Christmas is just around the corner. It seems to come earlier every year which, though slightly irritating, can actually be beneficial for early planning. In circumstances where a family does not live together it is always a significant advantage to try and work out your arrangements in good time before the festive period begins.
For many people Christmas is a time for celebrations with close and extended family. Children are often at the forefront of those celebrations and so it is important to keep their best interests at heart. Every family is different and so it is a challenge for a family lawyer to advise what exactly each and every family should do over Christmas. There are however some common themes to identify when thinking about how the period should be structured in terms of who is spending time with the children, where and when, such as:
- Are there any other siblings (half-brothers or sisters)?
- What are the extended family plans (grandmas and granddads, aunts and uncles etc.)?
- How far apart is each family household?
- What has happened in previous years?
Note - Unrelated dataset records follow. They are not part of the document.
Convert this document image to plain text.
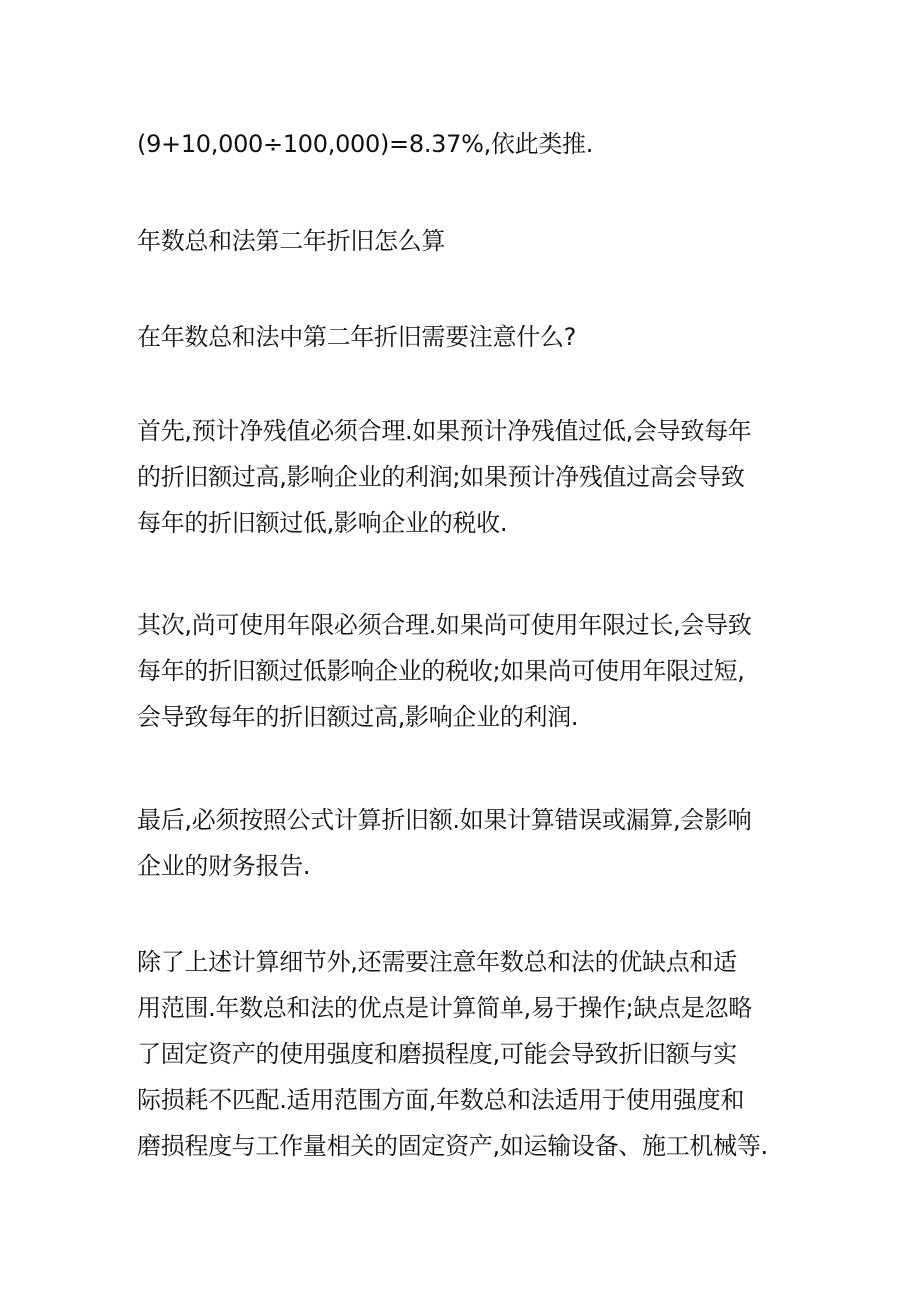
(9+10,000÷100,000)=8.37%,依此类推.

年数总和法第二年折旧怎么算

在年数总和法中第二年折旧需要注意什么?

首先,预计净残值必须合理.如果预计净残值过低,会导致每年
的折旧额过高,影响企业的利润;如果预计净残值过高会导致
每年的折旧额过低,影响企业的税收.

其次,尚可使用年限必须合理.如果尚可使用年限过长,会导致
每年的折旧额过低影响企业的税收;如果尚可使用年限过短,
会导致每年的折旧额过高,影响企业的利润.

最后,必须按照公式计算折旧额.如果计算错误或漏算,会影响
企业的财务报告.

除了上述计算细节外,还需要注意年数总和法的优缺点和适
用范围.年数总和法的优点是计算简单,易于操作;缺点是忽略
了固定资产的使用强度和磨损程度,可能会导致折旧额与实
际损耗不匹配.适用范围方面,年数总和法适用于使用强度和
磨损程度与工作量相关的固定资产,如运输设备、施工机械等.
What are the children used to?
- Do you attend church or any other religious ceremony on certain days of Christmas (such as midnight mass or Christmas day service)?
In my experience, many families often alternate Christmas Day and Boxing Day so that the children will spend Christmas Day with one parent and Boxing Day with the other parent, then alternate those plans for the following year.
If families live quite close together, then it may also be possible to have the children wake up and celebrate in one house and then go to the other parent house perhaps after Christmas lunch.
You might also try and put your differences aside and still have Christmas together. The joy and happiness of the children could perhaps allow you to forget about any bad blood and even help you to move forward for the future. If you feel uneasy about spending time together then you could invite close or extended family and maybe meet in a neutral place for lunch.
There are endless possibilities and it may also depend on the preferences of the individual children.
My main advice would be to try and ensure that you reach a clear agreement early on, so that there is no confusion and any disagreements do not spill over into the celebrations on the day, or indeed the week. It might be a good idea to draw up a calendar together to assist in the transportation of the children and the overall planning.
Lastly, don forget to try and discuss presents! There will always be a most wanted present on your child Santa letter, so try and avoid any duplication!
It is important to recognise the spirit of goodwill. If you really do find it difficult to communicate with each other then mediation with an independent family mediator might help you to discuss matters in advance of the festive season in an open and non-confrontational way.